BUFFALO, N.Y. (AP) -- A former high school athlete who was shot in 2003 may sue the companies that made and distributed the handgun used in the crime under an appellate court ruling that gun control advocates say will keep irresponsible gun makers and sellers from taking advantage of a federal law shielding them from lawsuits.
The ruling by the Appellate Division of the state Supreme Court reversed a lower court's 2011 dismissal of victim Daniel Williams' complaint, which accused Ohio gun maker Hi-Point and distributor MKS Supply Inc. of Ohio of intentionally supplying handguns to irresponsible dealers because they profited from sales to the criminal gun market.
The appellate panel said the Buffalo man's lawsuit should have been allowed to move forward because Williams' claims fall within exceptions contained in the Protection of Lawful Commerce in Arms Act, a 2005 federal law shielding gun makers from lawsuits over criminal use of their products.
It is the first case in which a court has held that a gun manufacturer may be held liable under the PLCAA, according to the Washington-based Brady Campaign to Prevent Gun Violence, which brought the appeal.
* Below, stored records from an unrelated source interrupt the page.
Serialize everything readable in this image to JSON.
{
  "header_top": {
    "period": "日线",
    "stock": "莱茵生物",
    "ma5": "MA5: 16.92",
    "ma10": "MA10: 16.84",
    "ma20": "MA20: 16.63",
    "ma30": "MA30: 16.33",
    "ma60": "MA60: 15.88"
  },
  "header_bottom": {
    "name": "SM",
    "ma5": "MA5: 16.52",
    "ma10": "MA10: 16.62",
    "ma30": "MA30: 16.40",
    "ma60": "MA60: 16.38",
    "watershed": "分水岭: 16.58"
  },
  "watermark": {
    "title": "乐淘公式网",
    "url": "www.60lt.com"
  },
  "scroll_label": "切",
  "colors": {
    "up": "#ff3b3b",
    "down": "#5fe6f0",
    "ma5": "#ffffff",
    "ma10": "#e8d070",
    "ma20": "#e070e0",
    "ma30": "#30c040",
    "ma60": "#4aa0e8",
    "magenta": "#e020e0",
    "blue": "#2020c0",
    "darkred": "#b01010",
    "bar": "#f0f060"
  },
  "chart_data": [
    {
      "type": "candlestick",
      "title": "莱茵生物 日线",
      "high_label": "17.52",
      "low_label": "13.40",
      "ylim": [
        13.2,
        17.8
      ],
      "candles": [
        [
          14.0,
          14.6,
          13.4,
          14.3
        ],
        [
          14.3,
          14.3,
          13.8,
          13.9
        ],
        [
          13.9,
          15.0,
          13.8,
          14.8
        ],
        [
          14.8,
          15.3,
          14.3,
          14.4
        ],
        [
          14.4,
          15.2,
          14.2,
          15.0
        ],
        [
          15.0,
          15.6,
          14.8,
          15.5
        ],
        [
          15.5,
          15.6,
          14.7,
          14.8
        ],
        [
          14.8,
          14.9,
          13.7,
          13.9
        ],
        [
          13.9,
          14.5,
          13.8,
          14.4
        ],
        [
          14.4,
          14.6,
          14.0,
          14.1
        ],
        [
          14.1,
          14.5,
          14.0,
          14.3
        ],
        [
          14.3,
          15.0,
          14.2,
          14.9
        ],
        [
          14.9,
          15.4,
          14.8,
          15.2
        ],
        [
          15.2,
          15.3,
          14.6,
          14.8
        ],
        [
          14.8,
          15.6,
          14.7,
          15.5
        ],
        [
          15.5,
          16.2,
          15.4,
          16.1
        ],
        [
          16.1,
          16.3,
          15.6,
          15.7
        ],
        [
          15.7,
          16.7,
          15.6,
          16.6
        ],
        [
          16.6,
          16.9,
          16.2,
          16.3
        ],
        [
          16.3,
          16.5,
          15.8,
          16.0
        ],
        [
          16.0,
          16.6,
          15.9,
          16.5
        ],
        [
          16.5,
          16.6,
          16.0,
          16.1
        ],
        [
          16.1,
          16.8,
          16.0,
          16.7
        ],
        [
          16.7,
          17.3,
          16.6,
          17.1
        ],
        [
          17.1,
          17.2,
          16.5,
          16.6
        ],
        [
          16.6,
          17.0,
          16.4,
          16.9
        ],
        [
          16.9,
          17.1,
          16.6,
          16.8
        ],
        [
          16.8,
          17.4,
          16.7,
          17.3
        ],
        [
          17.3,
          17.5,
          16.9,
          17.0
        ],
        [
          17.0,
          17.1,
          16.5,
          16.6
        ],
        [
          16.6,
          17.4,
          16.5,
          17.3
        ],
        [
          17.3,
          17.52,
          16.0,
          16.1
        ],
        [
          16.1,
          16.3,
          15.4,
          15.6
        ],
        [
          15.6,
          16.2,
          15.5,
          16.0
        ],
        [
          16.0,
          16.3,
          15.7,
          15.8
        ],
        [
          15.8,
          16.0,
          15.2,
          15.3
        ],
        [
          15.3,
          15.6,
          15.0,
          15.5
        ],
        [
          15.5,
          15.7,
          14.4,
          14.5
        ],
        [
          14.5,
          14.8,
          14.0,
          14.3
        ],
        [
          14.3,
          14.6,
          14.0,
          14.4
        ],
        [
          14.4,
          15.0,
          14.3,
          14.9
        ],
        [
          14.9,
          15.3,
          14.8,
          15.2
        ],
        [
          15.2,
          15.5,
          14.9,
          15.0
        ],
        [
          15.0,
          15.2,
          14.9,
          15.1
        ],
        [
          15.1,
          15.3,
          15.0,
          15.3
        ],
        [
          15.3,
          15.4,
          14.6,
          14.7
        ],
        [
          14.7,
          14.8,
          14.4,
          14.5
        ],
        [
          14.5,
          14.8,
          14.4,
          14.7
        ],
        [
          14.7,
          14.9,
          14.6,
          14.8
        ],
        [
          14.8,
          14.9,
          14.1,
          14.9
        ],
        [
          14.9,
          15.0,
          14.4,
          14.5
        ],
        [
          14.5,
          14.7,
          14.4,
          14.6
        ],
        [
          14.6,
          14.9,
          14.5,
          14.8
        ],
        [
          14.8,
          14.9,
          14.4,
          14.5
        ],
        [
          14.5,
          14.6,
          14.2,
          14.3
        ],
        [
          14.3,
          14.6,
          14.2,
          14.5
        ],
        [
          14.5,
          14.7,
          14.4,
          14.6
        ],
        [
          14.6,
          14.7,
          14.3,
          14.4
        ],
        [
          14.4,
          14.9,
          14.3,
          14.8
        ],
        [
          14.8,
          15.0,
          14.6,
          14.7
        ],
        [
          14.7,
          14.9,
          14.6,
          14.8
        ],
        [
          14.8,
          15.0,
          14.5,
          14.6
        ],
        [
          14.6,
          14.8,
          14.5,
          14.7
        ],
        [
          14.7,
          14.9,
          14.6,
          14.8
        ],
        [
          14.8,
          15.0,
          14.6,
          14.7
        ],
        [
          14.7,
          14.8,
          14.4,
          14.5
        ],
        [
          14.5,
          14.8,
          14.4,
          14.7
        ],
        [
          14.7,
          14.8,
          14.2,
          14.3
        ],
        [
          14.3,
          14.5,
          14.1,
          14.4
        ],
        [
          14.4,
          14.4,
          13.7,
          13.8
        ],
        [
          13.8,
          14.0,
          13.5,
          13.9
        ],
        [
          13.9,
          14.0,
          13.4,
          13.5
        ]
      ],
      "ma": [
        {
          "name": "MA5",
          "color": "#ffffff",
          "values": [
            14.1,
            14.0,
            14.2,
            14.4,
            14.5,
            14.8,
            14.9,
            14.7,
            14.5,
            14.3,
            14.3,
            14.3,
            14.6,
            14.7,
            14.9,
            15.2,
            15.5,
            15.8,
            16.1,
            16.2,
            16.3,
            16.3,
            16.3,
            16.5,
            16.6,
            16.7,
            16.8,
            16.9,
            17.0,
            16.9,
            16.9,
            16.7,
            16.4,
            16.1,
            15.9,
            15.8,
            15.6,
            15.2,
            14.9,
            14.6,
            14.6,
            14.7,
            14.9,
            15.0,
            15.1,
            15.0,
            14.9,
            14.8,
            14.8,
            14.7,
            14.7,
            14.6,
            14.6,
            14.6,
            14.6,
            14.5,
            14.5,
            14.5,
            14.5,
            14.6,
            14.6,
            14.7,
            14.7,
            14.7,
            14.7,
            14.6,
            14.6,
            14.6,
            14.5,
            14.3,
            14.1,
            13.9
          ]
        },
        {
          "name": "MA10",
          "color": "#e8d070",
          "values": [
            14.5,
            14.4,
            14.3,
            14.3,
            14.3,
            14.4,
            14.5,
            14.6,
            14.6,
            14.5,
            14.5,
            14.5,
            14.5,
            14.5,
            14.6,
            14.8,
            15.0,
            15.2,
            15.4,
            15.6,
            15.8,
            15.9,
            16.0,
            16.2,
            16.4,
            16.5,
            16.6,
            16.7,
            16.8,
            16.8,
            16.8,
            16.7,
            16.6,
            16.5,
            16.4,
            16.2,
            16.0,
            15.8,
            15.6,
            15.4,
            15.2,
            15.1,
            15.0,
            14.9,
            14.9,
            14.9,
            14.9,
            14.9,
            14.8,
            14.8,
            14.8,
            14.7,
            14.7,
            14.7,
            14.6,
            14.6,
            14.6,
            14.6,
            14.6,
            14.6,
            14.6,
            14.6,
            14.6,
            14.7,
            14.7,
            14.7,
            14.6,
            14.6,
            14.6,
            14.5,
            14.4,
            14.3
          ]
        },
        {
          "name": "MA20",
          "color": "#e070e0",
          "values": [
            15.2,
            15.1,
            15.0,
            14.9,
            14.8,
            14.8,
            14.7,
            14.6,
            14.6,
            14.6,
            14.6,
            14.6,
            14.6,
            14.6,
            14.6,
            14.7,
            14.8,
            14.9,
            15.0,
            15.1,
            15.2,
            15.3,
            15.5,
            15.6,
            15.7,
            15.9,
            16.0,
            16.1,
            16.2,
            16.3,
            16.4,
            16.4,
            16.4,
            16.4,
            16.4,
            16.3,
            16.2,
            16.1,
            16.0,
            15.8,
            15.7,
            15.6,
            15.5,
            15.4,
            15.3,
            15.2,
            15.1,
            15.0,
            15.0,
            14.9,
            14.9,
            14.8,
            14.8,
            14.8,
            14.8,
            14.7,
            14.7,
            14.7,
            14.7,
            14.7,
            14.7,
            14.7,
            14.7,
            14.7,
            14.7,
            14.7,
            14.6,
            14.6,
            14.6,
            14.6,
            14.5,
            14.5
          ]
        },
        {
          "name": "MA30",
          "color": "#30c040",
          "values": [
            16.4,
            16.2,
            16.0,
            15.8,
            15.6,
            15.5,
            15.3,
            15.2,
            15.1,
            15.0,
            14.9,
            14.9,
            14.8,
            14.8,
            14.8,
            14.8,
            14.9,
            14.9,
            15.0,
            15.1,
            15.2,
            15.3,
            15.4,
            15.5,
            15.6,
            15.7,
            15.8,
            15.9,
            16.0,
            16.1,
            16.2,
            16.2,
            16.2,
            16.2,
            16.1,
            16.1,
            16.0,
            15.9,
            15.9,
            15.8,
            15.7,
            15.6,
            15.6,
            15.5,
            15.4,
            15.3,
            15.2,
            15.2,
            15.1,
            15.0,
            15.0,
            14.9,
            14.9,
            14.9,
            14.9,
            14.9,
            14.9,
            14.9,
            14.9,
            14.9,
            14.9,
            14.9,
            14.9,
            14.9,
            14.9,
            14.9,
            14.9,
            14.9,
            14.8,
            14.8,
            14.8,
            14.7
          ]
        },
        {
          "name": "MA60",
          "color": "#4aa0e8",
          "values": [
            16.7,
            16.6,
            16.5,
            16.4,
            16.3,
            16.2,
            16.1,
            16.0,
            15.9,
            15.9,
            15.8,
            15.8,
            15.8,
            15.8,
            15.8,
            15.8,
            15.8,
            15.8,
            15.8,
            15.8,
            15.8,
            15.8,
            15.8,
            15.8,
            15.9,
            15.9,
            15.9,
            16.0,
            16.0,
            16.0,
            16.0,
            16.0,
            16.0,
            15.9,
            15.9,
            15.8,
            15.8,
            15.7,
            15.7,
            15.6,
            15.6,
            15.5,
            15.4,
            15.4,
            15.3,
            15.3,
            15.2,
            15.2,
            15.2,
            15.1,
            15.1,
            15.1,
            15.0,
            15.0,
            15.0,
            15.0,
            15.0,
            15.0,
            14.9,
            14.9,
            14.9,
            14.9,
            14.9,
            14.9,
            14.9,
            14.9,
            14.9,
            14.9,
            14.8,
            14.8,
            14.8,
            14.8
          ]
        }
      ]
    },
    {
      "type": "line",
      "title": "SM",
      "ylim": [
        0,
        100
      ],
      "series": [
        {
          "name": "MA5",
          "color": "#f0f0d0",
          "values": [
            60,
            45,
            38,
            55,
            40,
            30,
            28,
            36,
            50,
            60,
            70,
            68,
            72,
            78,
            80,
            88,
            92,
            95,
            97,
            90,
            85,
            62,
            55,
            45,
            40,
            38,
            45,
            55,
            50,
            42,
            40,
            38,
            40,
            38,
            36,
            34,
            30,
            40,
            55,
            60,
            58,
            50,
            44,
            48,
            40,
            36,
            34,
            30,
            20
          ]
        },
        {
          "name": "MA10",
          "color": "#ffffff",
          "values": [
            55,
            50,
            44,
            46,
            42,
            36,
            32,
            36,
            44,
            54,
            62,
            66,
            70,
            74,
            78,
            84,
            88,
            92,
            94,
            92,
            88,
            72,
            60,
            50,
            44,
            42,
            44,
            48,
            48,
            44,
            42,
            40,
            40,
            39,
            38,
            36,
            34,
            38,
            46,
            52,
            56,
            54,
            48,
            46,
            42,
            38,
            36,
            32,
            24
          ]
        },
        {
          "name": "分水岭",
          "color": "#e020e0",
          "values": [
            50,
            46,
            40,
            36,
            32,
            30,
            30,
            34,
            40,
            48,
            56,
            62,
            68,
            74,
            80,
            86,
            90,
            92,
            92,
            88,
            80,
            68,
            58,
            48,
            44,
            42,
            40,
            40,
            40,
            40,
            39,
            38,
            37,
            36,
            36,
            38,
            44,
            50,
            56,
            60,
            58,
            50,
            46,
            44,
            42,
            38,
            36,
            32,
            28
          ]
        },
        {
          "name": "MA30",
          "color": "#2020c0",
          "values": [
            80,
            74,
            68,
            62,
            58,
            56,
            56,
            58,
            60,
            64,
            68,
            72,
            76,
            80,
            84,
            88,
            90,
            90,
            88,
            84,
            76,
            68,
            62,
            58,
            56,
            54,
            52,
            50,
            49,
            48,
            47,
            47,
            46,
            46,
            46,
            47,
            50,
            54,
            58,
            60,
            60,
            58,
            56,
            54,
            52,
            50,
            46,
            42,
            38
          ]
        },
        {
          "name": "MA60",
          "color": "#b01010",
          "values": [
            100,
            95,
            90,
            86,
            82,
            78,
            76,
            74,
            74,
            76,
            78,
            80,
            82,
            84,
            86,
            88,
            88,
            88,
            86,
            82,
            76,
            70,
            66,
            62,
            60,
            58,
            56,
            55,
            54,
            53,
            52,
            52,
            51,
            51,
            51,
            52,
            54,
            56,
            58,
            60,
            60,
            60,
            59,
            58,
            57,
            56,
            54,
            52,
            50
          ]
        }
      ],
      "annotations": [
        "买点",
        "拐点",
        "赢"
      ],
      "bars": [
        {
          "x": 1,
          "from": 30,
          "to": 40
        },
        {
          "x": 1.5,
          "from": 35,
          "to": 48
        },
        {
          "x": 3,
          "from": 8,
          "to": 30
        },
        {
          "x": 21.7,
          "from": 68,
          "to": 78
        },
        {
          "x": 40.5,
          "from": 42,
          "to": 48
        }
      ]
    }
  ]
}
"If a gun company knows or has reason to know that a dealer or distributor that is selling the guns is doing so irresponsibly and in some cases, illegally, they need to do something about it," Brady Center attorney Jonathan Lowy said Monday. "They can't just continue to blindly supply them, knowing they're going to be arming criminals and just pocket the money and look the other way."
Williams was 16 when he was shot by a gang member in a case of mistaken identity as he played basketball outside his home. The bullet to his stomach ended his hopes of a Division I college basketball career.
Attorneys for Williams argued the gun had ended up on the streets of Buffalo and in the hands of convicted shooter Cornell Caldwell through gun trafficker James Bostic, who'd bought some 200 guns from a federal licensed firearms dealer in Ohio by using a straw purchaser who would sign the paperwork.
Williams' attorneys claimed the Ohio dealer, Charles Brown, knew or should have known that Bostic was buying the handguns to resell on the streets because he paid cash, chose Hi-Point 9 mm guns favored by criminals and bought them in bulk. Hi-Point and MKS should have known that Brown, who has since become president of MKS, was distributing the guns they supplied to him to criminals, Williams said.
Hi-Point attorney Scott Allan disagreed with the appellate court ruling, issued Friday, saying Supreme Court Justice Frederick Marshall had gotten it right last year when he dismissed the suit under the PLCAA. The law was intended to allow for dismissal of such cases early on, he said.
The case now moves to the discovery phase, where witnesses are interviewed.
"We're confident that discovery will show that there were not violations of any statute by (Hi-Point) in its sale of the pistol to MKS," Allan said. He said Hi-Point, whose corporate name is Beemiller Inc., has and will continue to sell handguns only to federal licensees and that MKS is a licensed whole distributor.
Attorneys for MKS and Brown did not immediately return calls for comment Monday.
Lowy, the Brady Center attorney, predicted that the decision would impact cases in trial courts and appellate courts around the country.
"Cases like this send a powerful message to those bad apples in the gun industry who want to profit from the criminal gun trade thinking that they're above the law and they'll never have to pay the cost when innocent people are shot," he said. "And cases like this send a message that even if you don't care about the human consequences, if you care about your bottom line you should act responsibly."